Wonderful! I love the 'Bertie' stories, the Jeeves Omnibuses have kept me laughing through some recent difficult times. This one (vol 3) features the 'Mating Season', my favourite. I love his description of the village concert and the comment about the village hall, built by a Deverill who "didn't know much about architecture, but he knew what he liked". I understand that Wodehouse loved writing the Bertie Wooster stories and that comes across to the reader. They don't date, are still very funny, and give a view into an England now gone forever.
All the comfort and non-taxing-brain -pleasure of Georgette Heyer’s novels with the addition of humour. Leaves me feeling relaxed and at peace with the world ( or most of it). Such a nice change from Henning Mankell ( Wallander) and some of the other modern detective novels that I am reading at the moment.

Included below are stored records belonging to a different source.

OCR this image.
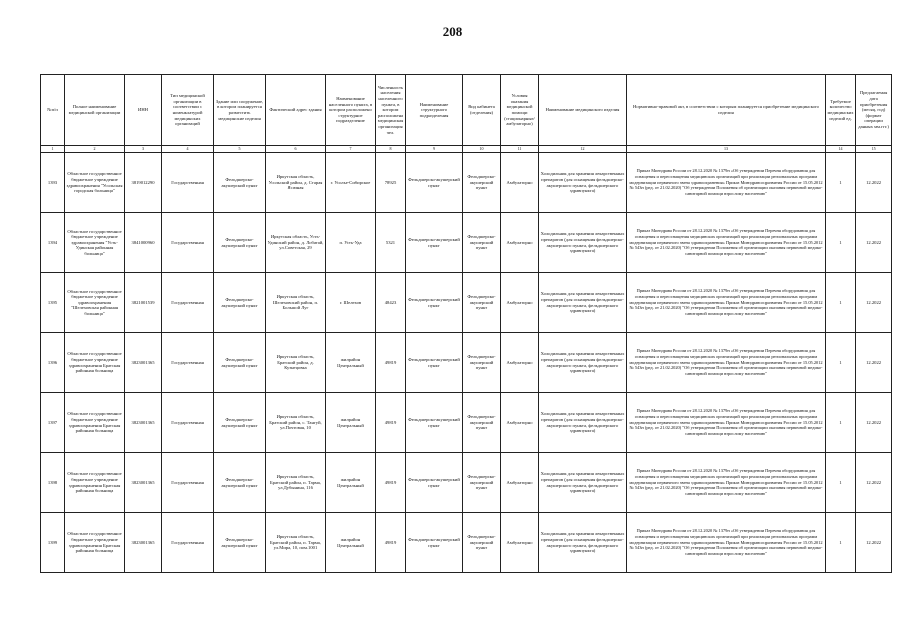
208
№п/п	Полное наименование медицинской организации	ИНН	Тип медицинской организации в соответствии с номенклатурой медицинских организаций	Здание или сооружение, в котором планируется разместить медицинские изделия	Фактический адрес здания	Наименование населенного пункта, в котором расположено структурное подразделение	Численность населения населенного пункта, в котором расположена медицинская организация чел.	Наименование структурного подразделения	Вид кабинета (отделения)	Условия оказания медицинской помощи (стационарные/ амбулаторно)	Наименование медицинского изделия	Нормативно-правовой акт, в соответствии с которым планируется приобретение медицинского изделия	Требуемое количество медицинских изделий ед.	Предлагаемая дата приобретения (месяц, год) (формат операции данных мм.ггг.)
1	2	3	4	5	6	7	8	9	10	11	12	13	14	15
1393	Областное государственное бюджетное учреждение здравоохранения "Усольская городская больница"	3819012290	Государственная	Фельдшерско-акушерский пункт	Иркутская область, Усольский район, д. Старая Ясачная	г. Усолье-Сибирское	78925	Фельдшерско-акушерский пункт	Фельдшерско-акушерский пункт	Амбулаторно	Холодильник для хранения лекарственных препаратов (для оснащения фельдшерско-акушерского пункта, фельдшерского здравпункта)	Приказ Минздрава России от 28.12.2020 № 1379н «Об утверждении Перечня оборудования для оснащения и переоснащения медицинских организаций при реализации региональных программ модернизации первичного звена здравоохранения» Приказ Минздравсоцразвития России от 15.05.2012 № 543н (ред. от 21.02.2020) "Об утверждении Положения об организации оказания первичной медико-санитарной помощи взрослому населению"	1	12.2022
1394	Областное государственное бюджетное учреждение здравоохранения "Усть-Удинская районная больница"	3841000960	Государственная	Фельдшерско-акушерский пункт	Иркутская область, Усть-Удинский район, д. Лобатай, ул.Советская, 29	п. Усть-Уда	5321	Фельдшерско-акушерский пункт	Фельдшерско-акушерский пункт	Амбулаторно	Холодильник для хранения лекарственных препаратов (для оснащения фельдшерско-акушерского пункта, фельдшерского здравпункта)	Приказ Минздрава России от 28.12.2020 № 1379н «Об утверждении Перечня оборудования для оснащения и переоснащения медицинских организаций при реализации региональных программ модернизации первичного звена здравоохранения» Приказ Минздравсоцразвития России от 15.05.2012 № 543н (ред. от 21.02.2020) "Об утверждении Положения об организации оказания первичной медико-санитарной помощи взрослому населению"	1	12.2022
1395	Областное государственное бюджетное учреждение здравоохранения "Шелеховская районная больница"	3821001539	Государственная	Фельдшерско-акушерский пункт	Иркутская область, Шелеховский район, п. Большой Луг	г. Шелехов	48423	Фельдшерско-акушерский пункт	Фельдшерско-акушерский пункт	Амбулаторно	Холодильник для хранения лекарственных препаратов (для оснащения фельдшерско-акушерского пункта, фельдшерского здравпункта)	Приказ Минздрава России от 28.12.2020 № 1379н «Об утверждении Перечня оборудования для оснащения и переоснащения медицинских организаций при реализации региональных программ модернизации первичного звена здравоохранения» Приказ Минздравсоцразвития России от 15.05.2012 № 543н (ред. от 21.02.2020) "Об утверждении Положения об организации оказания первичной медико-санитарной помощи взрослому населению"	1	12.2022
1396	Областное государственное бюджетное учреждение здравоохранения Братская районная больница	3823001365	Государственная	Фельдшерско-акушерский пункт	Иркутская область, Братский район, д. Кузнецовка	жилрайон Центральный	49819	Фельдшерско-акушерский пункт	Фельдшерско-акушерский пункт	Амбулаторно	Холодильник для хранения лекарственных препаратов (для оснащения фельдшерско-акушерского пункта, фельдшерского здравпункта)	Приказ Минздрава России от 28.12.2020 № 1379н «Об утверждении Перечня оборудования для оснащения и переоснащения медицинских организаций при реализации региональных программ модернизации первичного звена здравоохранения» Приказ Минздравсоцразвития России от 15.05.2012 № 543н (ред. от 21.02.2020) "Об утверждении Положения об организации оказания первичной медико-санитарной помощи взрослому населению"	1	12.2022
1397	Областное государственное бюджетное учреждение здравоохранения Братская районная больница	3823001365	Государственная	Фельдшерско-акушерский пункт	Иркутская область, Братский район, с. Тангуй, ул.Почтовая, 10	жилрайон Центральный	49819	Фельдшерско-акушерский пункт	Фельдшерско-акушерский пункт	Амбулаторно	Холодильник для хранения лекарственных препаратов (для оснащения фельдшерско-акушерского пункта, фельдшерского здравпункта)	Приказ Минздрава России от 28.12.2020 № 1379н «Об утверждении Перечня оборудования для оснащения и переоснащения медицинских организаций при реализации региональных программ модернизации первичного звена здравоохранения» Приказ Минздравсоцразвития России от 15.05.2012 № 543н (ред. от 21.02.2020) "Об утверждении Положения об организации оказания первичной медико-санитарной помощи взрослому населению"	1	12.2022
1398	Областное государственное бюджетное учреждение здравоохранения Братская районная больница	3823001365	Государственная	Фельдшерско-акушерский пункт	Иркутская область, Братский район, п. Тарма, ул.Дубынина, 116	жилрайон Центральный	49819	Фельдшерско-акушерский пункт	Фельдшерско-акушерский пункт	Амбулаторно	Холодильник для хранения лекарственных препаратов (для оснащения фельдшерско-акушерского пункта, фельдшерского здравпункта)	Приказ Минздрава России от 28.12.2020 № 1379н «Об утверждении Перечня оборудования для оснащения и переоснащения медицинских организаций при реализации региональных программ модернизации первичного звена здравоохранения» Приказ Минздравсоцразвития России от 15.05.2012 № 543н (ред. от 21.02.2020) "Об утверждении Положения об организации оказания первичной медико-санитарной помощи взрослому населению"	1	12.2022
1399	Областное государственное бюджетное учреждение здравоохранения Братская районная больница	3823001365	Государственная	Фельдшерско-акушерский пункт	Иркутская область, Братский район, п. Тарма, ул.Мира, 10, пом.1001	жилрайон Центральный	49819	Фельдшерско-акушерский пункт	Фельдшерско-акушерский пункт	Амбулаторно	Холодильник для хранения лекарственных препаратов (для оснащения фельдшерско-акушерского пункта, фельдшерского здравпункта)	Приказ Минздрава России от 28.12.2020 № 1379н «Об утверждении Перечня оборудования для оснащения и переоснащения медицинских организаций при реализации региональных программ модернизации первичного звена здравоохранения» Приказ Минздравсоцразвития России от 15.05.2012 № 543н (ред. от 21.02.2020) "Об утверждении Положения об организации оказания первичной медико-санитарной помощи взрослому населению"	1	12.2022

This appears to be the only book I know of where the dramatisation is better than the original, there's a lot of superfluous dialogue to tell the story. Jeeves and Wooster forever hold a treasured place in my heart, they are England, with all its faults and troubles. It's a pity it's the t.v.series I remember
Time after time in these tales the dim witted though likeable Wooster delivers on his upper class twit reputation and has to resort to the ever dependable fish feeding Jeeves to get him and his cloth headed friends out of the soup.The genius of Wodehouse is to stick to a proven formula i.e. Wooster in the doo doo, Jeeves offers solution, Wooster ignores solution and tries his own way, situation gets even worse, Jeeves delivers coup de grace and all ends happily; yet we never tire of the game. Wodehouse backs up his main protagonists with a superb support cast of horrid nephews, lissome girls including Corky the movie starlet, domineering aunts ,pinheaded pals all set against a background of the idle rich sashaying through country house parties and loafing about their clubs completely unconcerned by wars, depressions and sovial upheaval. Genius and very very funny.
Toff-class making twits of themselves and I once again found myself wishing that Jeeves would turn around and cosh more than the occasional one, but then he does it all the time anyway with a metaphorical cosh. It's escapism to a time that probably never existed & a class and life-style most people today would never know and of course the politics as they slither around in the background stick in the craw, but the wit and pace outshines everything else. That's entertainment.
As ever high jinks with the two main protagonists and a few of Bertie’s old soaring partners including Gussie Fink-Nottle amongst others. Some laugh out loud moments - ageless comedy that never fails to bring a smile to the face.
Wodehouse's "Jeeves" books all delight with both their skilful use of language and laugh-out-loud humour. The juxtaposition of the improbably well-educated valet, Jeeves, and his dim-witted employer, Bertram (Bertie) Wooster - and Bertie's equally scatter-brained, though wealthy, friends is a joy to read - especially when the toffs are totally unaware that Jeeves always has the drop on them.